FreudayNight · 16/08/2022 22:24

Keeps asking me how I will feel if something happens to him and I haven't seen or spoken to him for a while.

Could you tackle this head on? “I’d feel sad for him, knowing that his children and Grandchildren will remember him as a disgusting racist.” or “I’d worry for him about the conversation he’d be having with St. Peter.” or “I’d find it shocking that he thinks the word [ExampleSlur] is worth losing the respect of his children for, especially given the state of his health.”

Rather than arguing about his specific views, could you (have you?) get through to him by letting him know the effect it has on you and how you see him.
Maybe, “Dad, have I ever given you encouragement to be racist around me? You know it’s very hard to be disappointed in your parents.”
”Dad, you know what I think about this, have you actively chosen to lower yourself in my estimation?”
”Dad, I never thought it would come to this, but when I hear you speak like that, I feel so ashamed to be your daughter. Never use those words around me again- I find them revolting.”

ZaphodDent · 16/08/2022 23:41

I'm like you, OP. I wouldn't be able to tolerate hearing such horrible views. What annoys me just as much is people letting it slide, and dismissing it as harmless. If no one tolerated such vile language then racists would soon learn to keep their mouths shut.

A580Hojas · 16/08/2022 23:49

I think you need to be very firm and stop letting your mother emotionally blackmail you like this. She is the one who is perpetuating this dysfunctional relationship. Also, she must be horribly racist herself if she can turn a blind eye to his repulsive views. I don't know why you are hanging on to a relationship with either of them tbh OP - they both sound awful!!

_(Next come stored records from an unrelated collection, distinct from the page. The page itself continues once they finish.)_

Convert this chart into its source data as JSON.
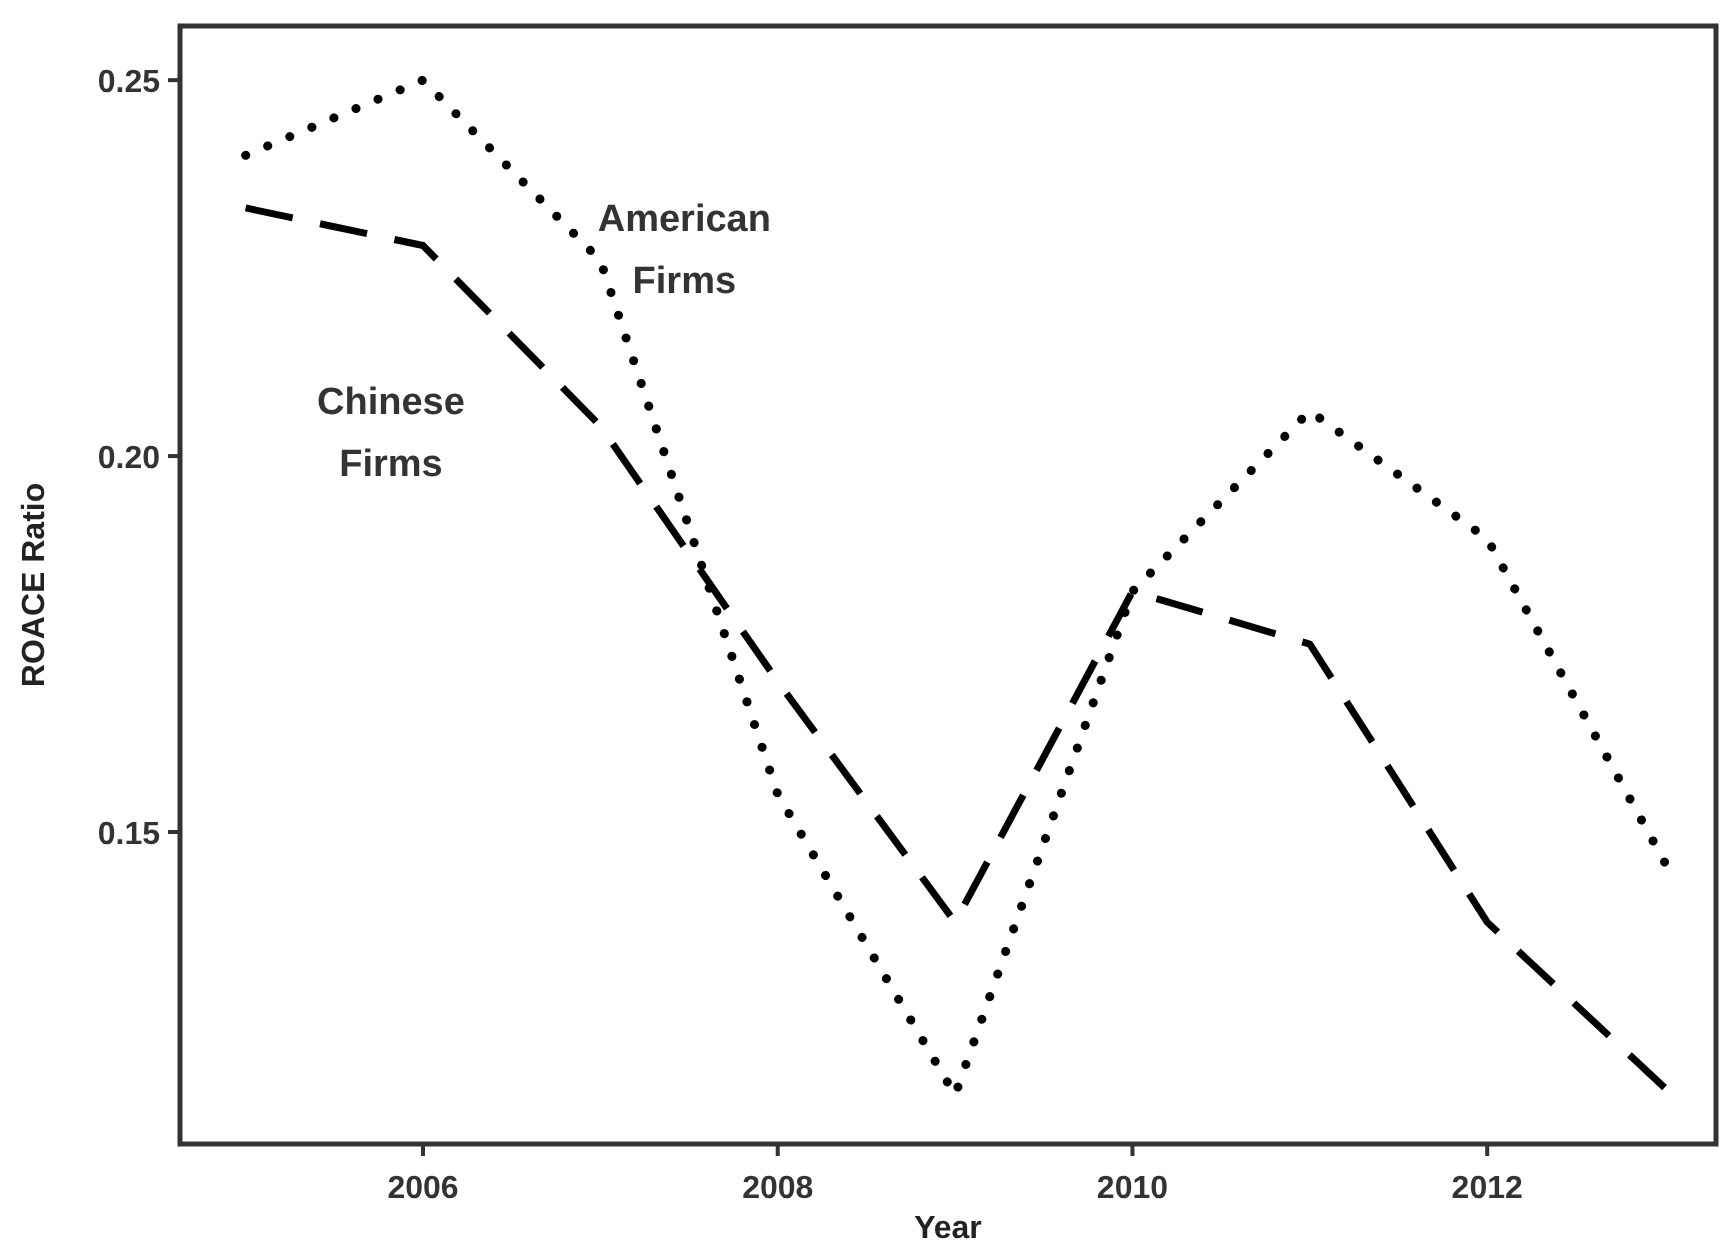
{
  "chart_data": {
    "type": "line",
    "xlabel": "Year",
    "ylabel": "ROACE Ratio",
    "x": [
      2005,
      2006,
      2007,
      2008,
      2009,
      2010,
      2011,
      2012,
      2013
    ],
    "series": [
      {
        "name": "American Firms",
        "color": "#000000",
        "line_style": "dotted",
        "values": [
          0.24,
          0.25,
          0.226,
          0.155,
          0.115,
          0.182,
          0.206,
          0.189,
          0.146
        ]
      },
      {
        "name": "Chinese Firms",
        "color": "#000000",
        "line_style": "dashed",
        "values": [
          0.233,
          0.228,
          0.204,
          0.17,
          0.138,
          0.182,
          0.175,
          0.138,
          0.116
        ]
      }
    ],
    "xlim": [
      2004.63,
      2013.29
    ],
    "ylim": [
      0.1085,
      0.2572
    ],
    "xticks": [
      2006,
      2008,
      2010,
      2012
    ],
    "yticks": [
      0.15,
      {
        "value": 0.2,
        "label": "0.20"
      },
      0.25
    ],
    "grid": false,
    "legend": false
  }
}
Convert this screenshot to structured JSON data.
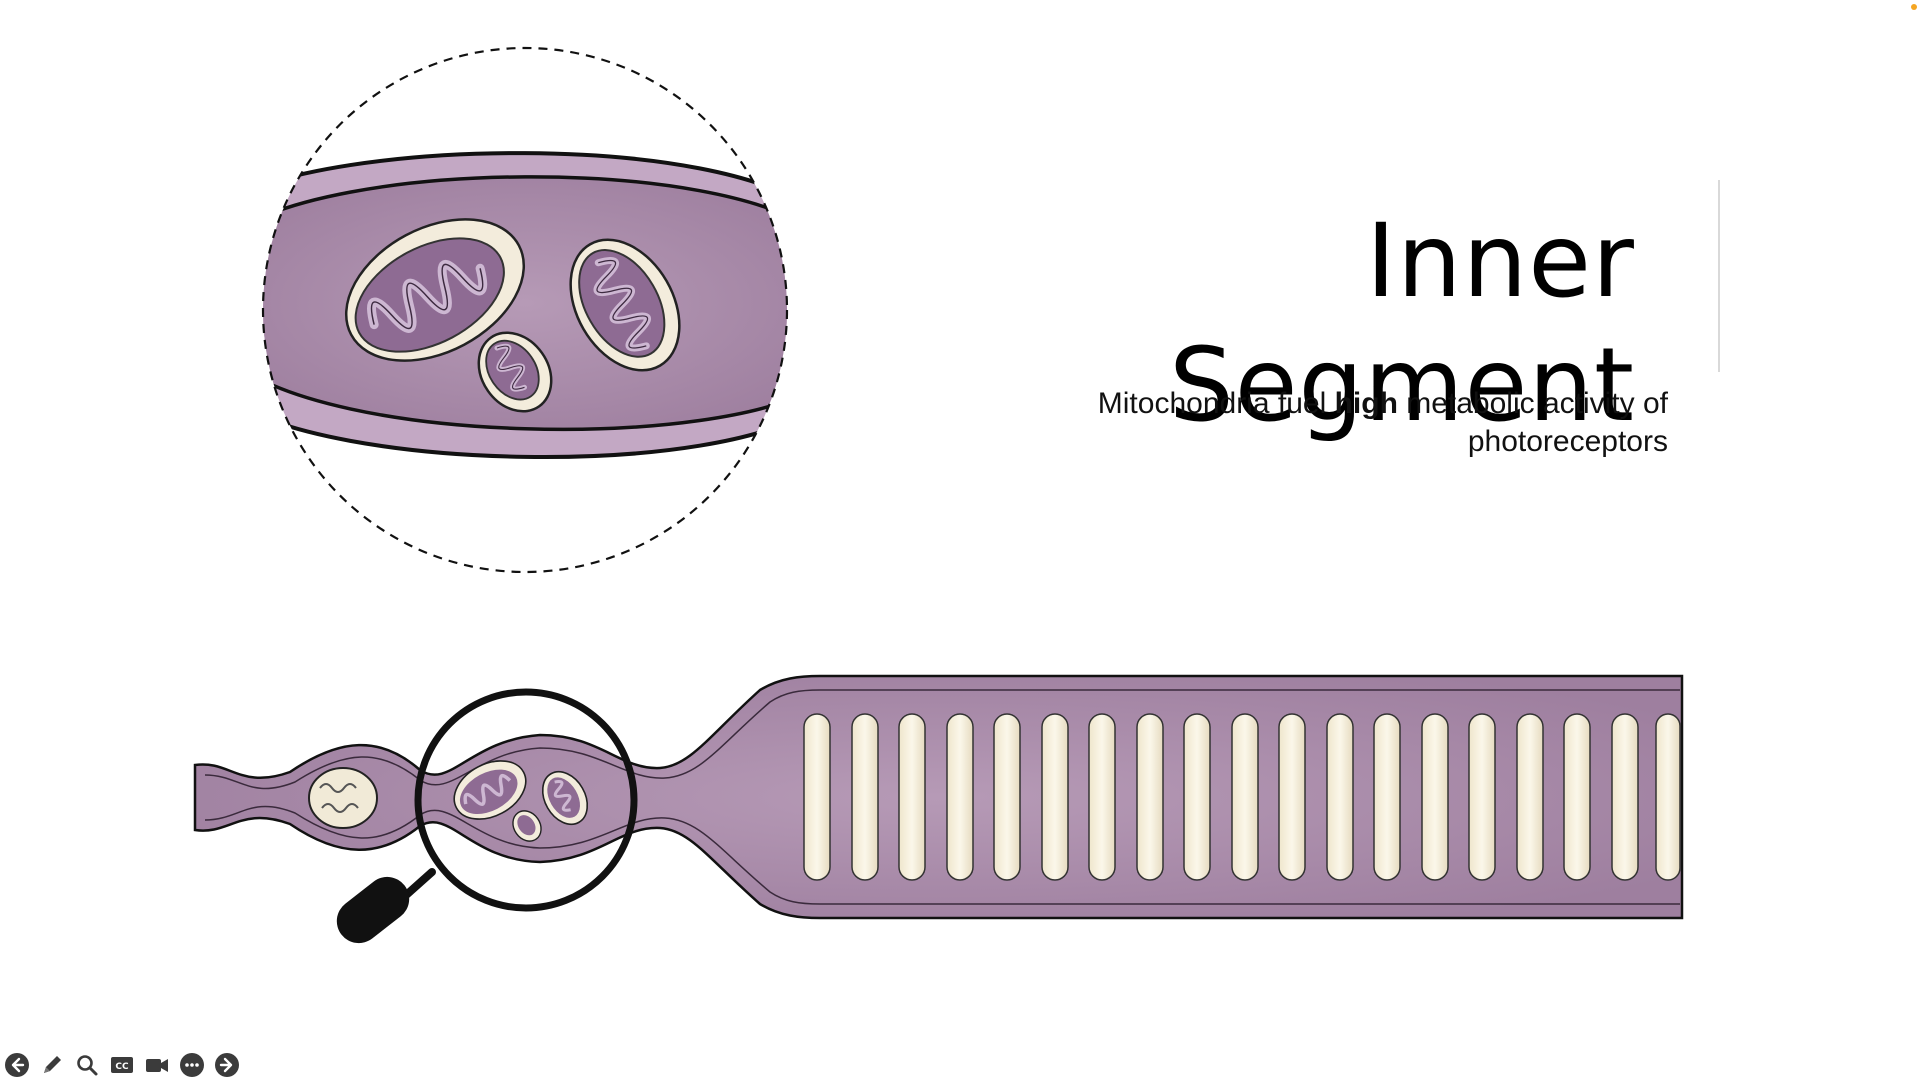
{
  "slide": {
    "title": "Inner Segment",
    "subtitle_pre": "Mitochondria fuel ",
    "subtitle_bold": "high",
    "subtitle_post": " metabolic activity of photoreceptors"
  },
  "colors": {
    "cell_fill": "#a98aa8",
    "cell_light": "#c2a6c3",
    "disc_fill": "#f5efdc",
    "mito_inner": "#8b6a8f",
    "outline": "#111111",
    "accent_dot": "#f5a623"
  },
  "toolbar": {
    "buttons": [
      {
        "name": "previous-slide-button",
        "icon": "arrow-left-icon"
      },
      {
        "name": "pen-tool-button",
        "icon": "pen-icon"
      },
      {
        "name": "zoom-button",
        "icon": "magnifier-icon"
      },
      {
        "name": "captions-button",
        "icon": "cc-icon"
      },
      {
        "name": "camera-button",
        "icon": "video-camera-icon"
      },
      {
        "name": "more-options-button",
        "icon": "ellipsis-icon"
      },
      {
        "name": "next-slide-button",
        "icon": "arrow-right-icon"
      }
    ]
  }
}
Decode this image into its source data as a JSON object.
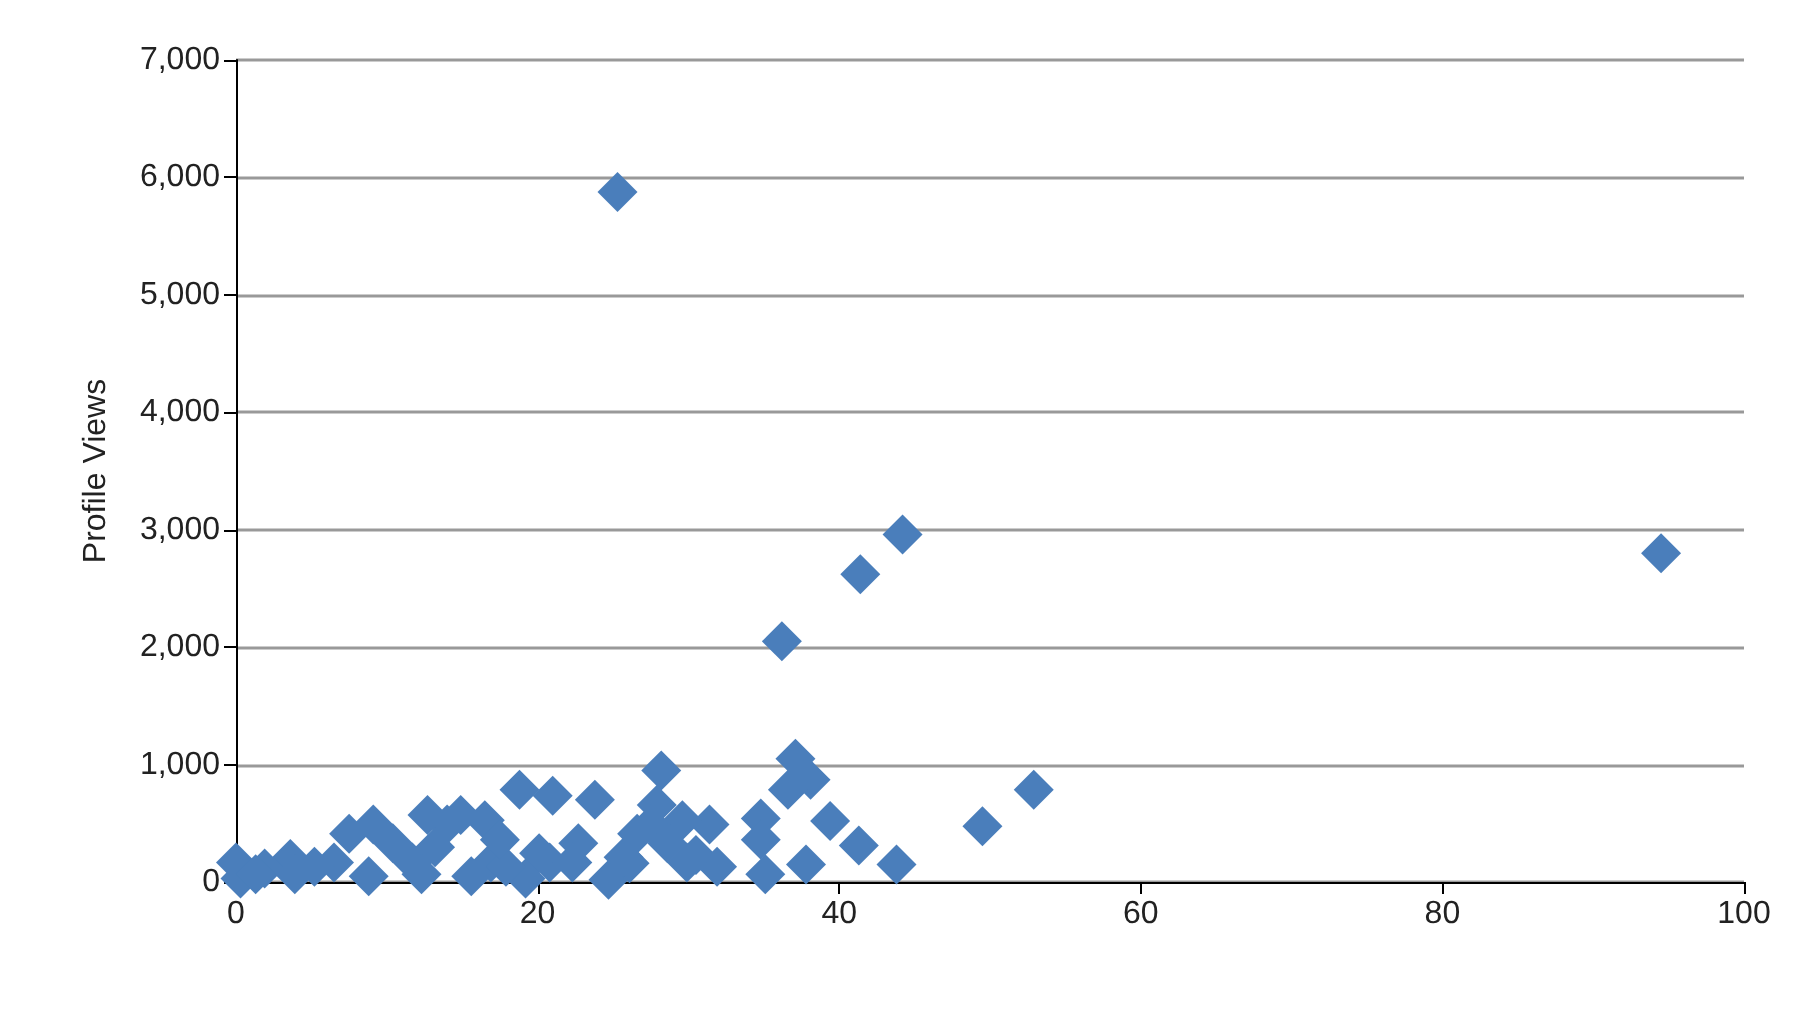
{
  "chart_data": {
    "type": "scatter",
    "ylabel": "Profile Views",
    "marker": "diamond",
    "grid": "y",
    "xlim": [
      0,
      100
    ],
    "xticks": [
      0,
      20,
      40,
      60,
      80,
      100
    ],
    "ylim": [
      0,
      7000
    ],
    "yticks": [
      0,
      {
        "value": 1000,
        "label": "1,000"
      },
      {
        "value": 2000,
        "label": "2,000"
      },
      {
        "value": 3000,
        "label": "3,000"
      },
      {
        "value": 4000,
        "label": "4,000"
      },
      {
        "value": 5000,
        "label": "5,000"
      },
      {
        "value": 6000,
        "label": "6,000"
      },
      {
        "value": 7000,
        "label": "7,000"
      }
    ],
    "series": [
      {
        "color": "#4a7ebb",
        "x": [
          25.3,
          44.2,
          41.4,
          36.2,
          94.5,
          52.9,
          49.5,
          43.8,
          41.3,
          39.4,
          37.8,
          35.1,
          34.8,
          34.8,
          37.1,
          38.1,
          36.6,
          28.2,
          31.4,
          29.6,
          27.9,
          27.5,
          28.6,
          30.5,
          31.9,
          24.7,
          23.8,
          21.0,
          18.8,
          26.6,
          26.1,
          22.7,
          20.1,
          19.2,
          16.9,
          16.5,
          14.9,
          14.0,
          12.7,
          13.2,
          11.7,
          9.1,
          7.5,
          10.4,
          6.5,
          5.2,
          3.6,
          1.9,
          0,
          0.3,
          1.3,
          3.9,
          8.8,
          12.3,
          15.6,
          17.9,
          20.8,
          22.3,
          29.9,
          25.7,
          17.5
        ],
        "values": [
          5875,
          2960,
          2620,
          2050,
          2800,
          785,
          475,
          150,
          310,
          520,
          150,
          65,
          540,
          360,
          1050,
          870,
          785,
          950,
          490,
          525,
          655,
          490,
          330,
          230,
          130,
          20,
          700,
          735,
          785,
          410,
          160,
          330,
          245,
          30,
          165,
          525,
          570,
          490,
          570,
          295,
          165,
          490,
          410,
          330,
          165,
          130,
          195,
          115,
          165,
          30,
          65,
          65,
          50,
          65,
          50,
          130,
          165,
          165,
          165,
          210,
          360
        ]
      }
    ]
  }
}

TheUsualChaos · 16/08/2022 23:51

He sounds awful, sorry OP. Just seems so unusual these days to hear of someone with that level of racism and obsessiveness about race and colour. Perhaps I'm being naive there.

Have you ever really gone at him for it? I mean, instead of trying to reason or argue, just bloody give him absolute hell for his behaviour? Then following from that, refuse to engage each and every time he starts on his racist bullshit. Make it intensely awkward every time he starts.

EmmaH2022 · 16/08/2022 23:59

OP "Keeps asking me how I will feel if something happens to him and I haven't seen or spoken to him for a while"

You might well be relieved. You should tell her that.
you won't be the first to be grateful when a horrible relative passes away.

I lost someone I thought was a friend because she married a racist. He said to her that he wouldn't stop us being friends but there was no way I was allowed to attend the wedding.

your father sounds on that scale. I couldn't have that in my life.